Eastern Europe & FSU

In Russia, Novatek has launched new exploration tenders for three deep wells at the Gydan Peninsular, West Siberia. Novatek is aiming to complete the 143R, 147R and 151R wells over the next year utilising a rig from its long-term drilling contractor Eriell. Five winterised Eriell land drilling rigs are already mobilised in the Utrenneye field, Gydan Peninsular, with Eriell set to mobilise a sixth to drill the exploration wells for the Arctic LNG 1 project. The wells will be drilled to a depth of 12,000 ft and will target the high pressure Achimov formation. Despite the higher risk and expense of drilling into the deep Achimov formations Novatek believe the higher volume of condensate is worth it as condensate can be exported directly to international markets.

Russia’s largest oil producer, Rosneft, plans to drill eight exploration wells across seven blocks in the Yakutia region, East Siberia, between 2022 and 2024. The wells are set to be drilled to depths of about 10,000 ft. Earlier in 2021 Rosneft made a discovery in the Lower Dzherbinsky block with estimated reserves of 75 bcm gas and 10.5 mmbbl condensate. Out of seven blocks in the Yakutia region only the Ygyattinsky, Nyurbinsky and North Olguydakhsky are accessible year-round. The other four are only accessible by temporary winter roads.

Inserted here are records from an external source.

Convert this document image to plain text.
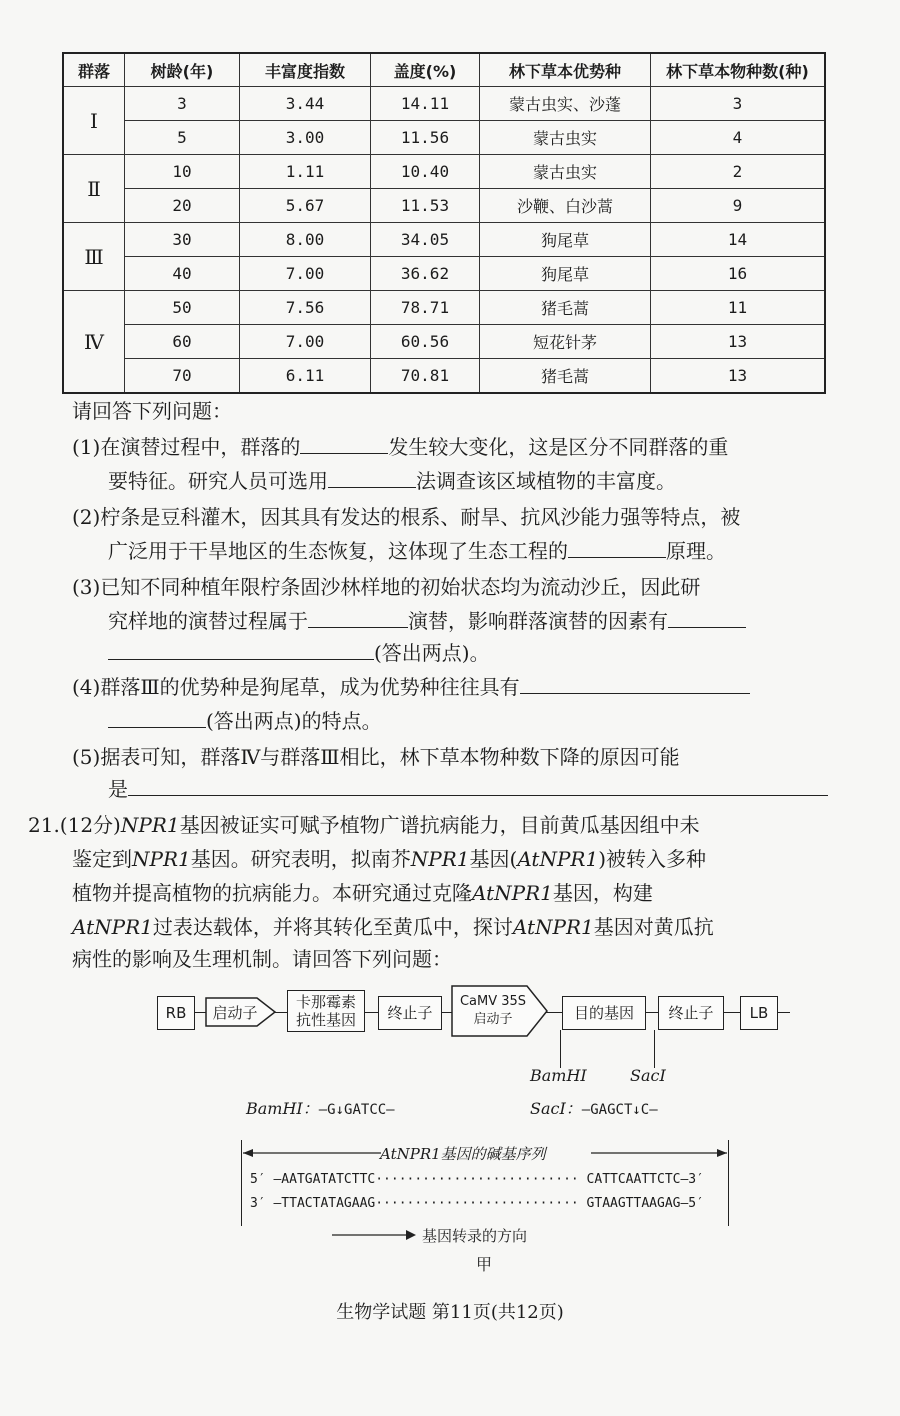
群落	树龄(年)	丰富度指数	盖度(%)	林下草本优势种	林下草本物种数(种)
Ⅰ	3	3.44	14.11	蒙古虫实、沙蓬	3
	5	3.00	11.56	蒙古虫实	4
Ⅱ	10	1.11	10.40	蒙古虫实	2
	20	5.67	11.53	沙鞭、白沙蒿	9
Ⅲ	30	8.00	34.05	狗尾草	14
	40	7.00	36.62	狗尾草	16
Ⅳ	50	7.56	78.71	猪毛蒿	11
	60	7.00	60.56	短花针茅	13
	70	6.11	70.81	猪毛蒿	13
请回答下列问题：
(1)在演替过程中，群落的	发生较大变化，这是区分不同群落的重
要特征。研究人员可选用	法调查该区域植物的丰富度。
(2)柠条是豆科灌木，因其具有发达的根系、耐旱、抗风沙能力强等特点，被
广泛用于干旱地区的生态恢复，这体现了生态工程的	原理。
(3)已知不同种植年限柠条固沙林样地的初始状态均为流动沙丘，因此研
究样地的演替过程属于	演替，影响群落演替的因素有
(答出两点)。
(4)群落Ⅲ的优势种是狗尾草，成为优势种往往具有
(答出两点)的特点。
(5)据表可知，群落Ⅳ与群落Ⅲ相比，林下草本物种数下降的原因可能
是
21.(12分)NPR1基因被证实可赋予植物广谱抗病能力，目前黄瓜基因组中未
鉴定到NPR1基因。研究表明，拟南芥NPR1基因(AtNPR1)被转入多种
植物并提高植物的抗病能力。本研究通过克隆AtNPR1基因，构建
AtNPR1过表达载体，并将其转化至黄瓜中，探讨AtNPR1基因对黄瓜抗
病性的影响及生理机制。请回答下列问题：
RB	启动子
卡那霉素
抗性基因	终止子
CaMV 35S
启动子	目的基因	终止子	LB
BamHⅠ	SacⅠ
BamHⅠ：—G↓GATCC—	SacⅠ：—GAGCT↓C—
AtNPR1基因的碱基序列
5′ —AATGATATCTTC·························· CATTCAATTCTC—3′
3′ —TTACTATAGAAG·························· GTAAGTTAAGAG—5′
基因转录的方向
甲
生物学试题 第11页(共12页)
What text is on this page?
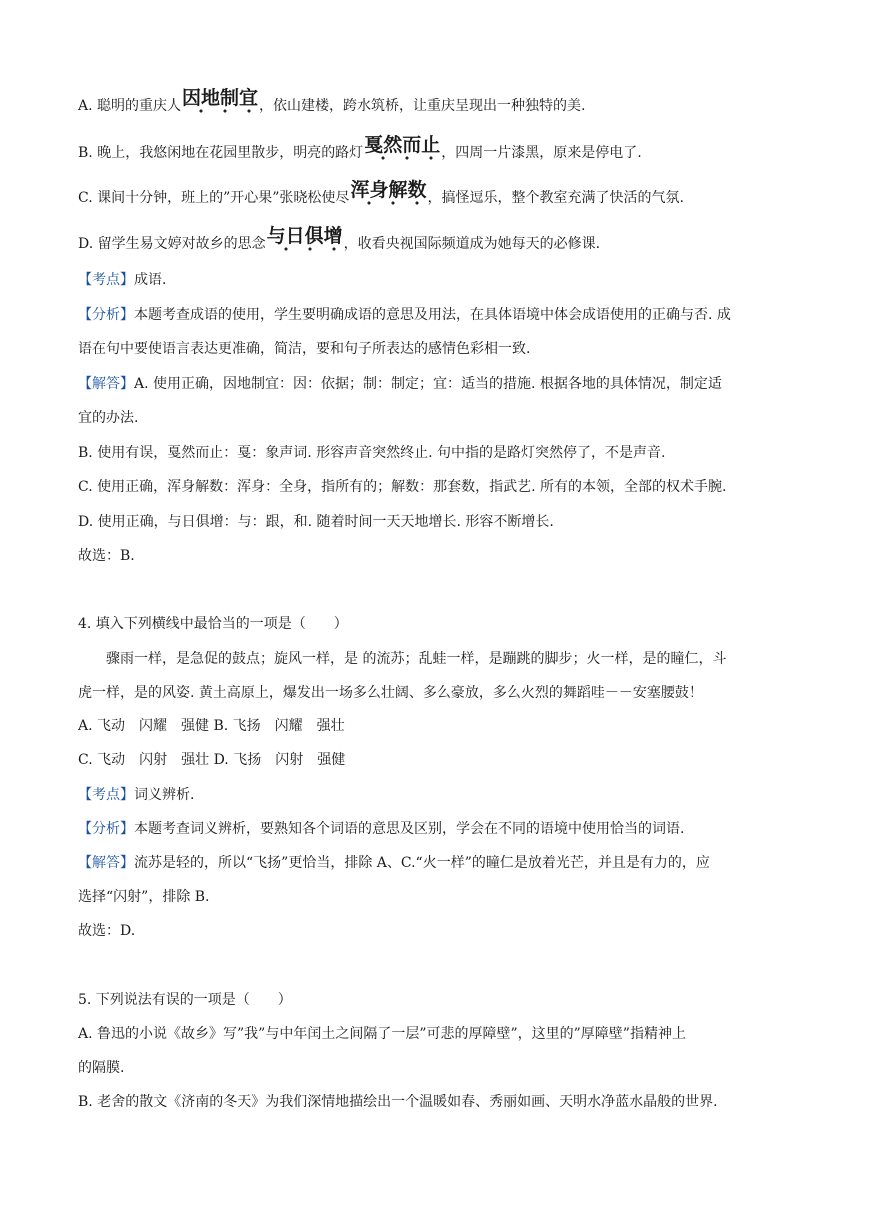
A. 聪明的重庆人因地制宜，依山建楼，跨水筑桥，让重庆呈现出一种独特的美.
B. 晚上，我悠闲地在花园里散步，明亮的路灯戛然而止，四周一片漆黑，原来是停电了.
C. 课间十分钟，班上的”开心果”张晓松使尽浑身解数，搞怪逗乐，整个教室充满了快活的气氛.
D. 留学生易文婷对故乡的思念与日俱增，收看央视国际频道成为她每天的必修课.
【考点】成语.
【分析】本题考查成语的使用，学生要明确成语的意思及用法，在具体语境中体会成语使用的正确与否. 成
语在句中要使语言表达更准确，简洁，要和句子所表达的感情色彩相一致.
【解答】A. 使用正确，因地制宜：因：依据；制：制定；宜：适当的措施. 根据各地的具体情况，制定适
宜的办法.
B. 使用有误，戛然而止：戛：象声词. 形容声音突然终止. 句中指的是路灯突然停了，不是声音.
C. 使用正确，浑身解数：浑身：全身，指所有的；解数：那套数，指武艺. 所有的本领，全部的权术手腕.
D. 使用正确，与日俱增：与：跟，和. 随着时间一天天地增长. 形容不断增长.
故选：B.
4. 填入下列横线中最恰当的一项是（　　）
骤雨一样，是急促的鼓点；旋风一样，是 的流苏；乱蛙一样，是蹦跳的脚步；火一样，是的瞳仁，斗
虎一样，是的风姿. 黄土高原上，爆发出一场多么壮阔、多么豪放，多么火烈的舞蹈哇－－安塞腰鼓！
A. 飞动　闪耀　强健 B. 飞扬　闪耀　强壮
C. 飞动　闪射　强壮 D. 飞扬　闪射　强健
【考点】词义辨析.
【分析】本题考查词义辨析，要熟知各个词语的意思及区别，学会在不同的语境中使用恰当的词语.
【解答】流苏是轻的，所以“飞扬”更恰当，排除 A、C.“火一样”的瞳仁是放着光芒，并且是有力的，应
选择“闪射”，排除 B.
故选：D.
5. 下列说法有误的一项是（　　）
A. 鲁迅的小说《故乡》写”我”与中年闰土之间隔了一层”可悲的厚障壁”，这里的”厚障壁”指精神上
的隔膜.
B. 老舍的散文《济南的冬天》为我们深情地描绘出一个温暖如春、秀丽如画、天明水净蓝水晶般的世界.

Russia - Top 10 Contractors by Fleet Size
Source: Global Land Rigs, Westwood Analysis

Rosneft is also aiming to reverse declining production in the Bashkiria region, operated by its subsidiary Bashneft. Rosneft is set to pay $30 million to drilling contractors for a 22 exploration well program between 2022 and 2024. The wells cover a significant area of Bashkiria and have subsequently been split into several lots to enable different contractors to compete and carry out the work. The wells will have various depths ranging from 1,200 metres to 2,200 metres. Proposals are due to be submitted by 13 September 2021 with the winners being announced in November 2021.


In the wake of the covid-19 pandemic and the 2020 oil price crash, oil prices are now back on the rise amid increasing demand. The onshore oil and gas industry is regrouping and getting back on track with rig rates across the globe increasing. With drilling programs back underway we expect to see rig utilisation increase, all be it moderately, over the next five years. Despite this the global onshore drilling rig fleet will remain significantly under utilised with only c.50% of rigs forecast to be contracted by 2025.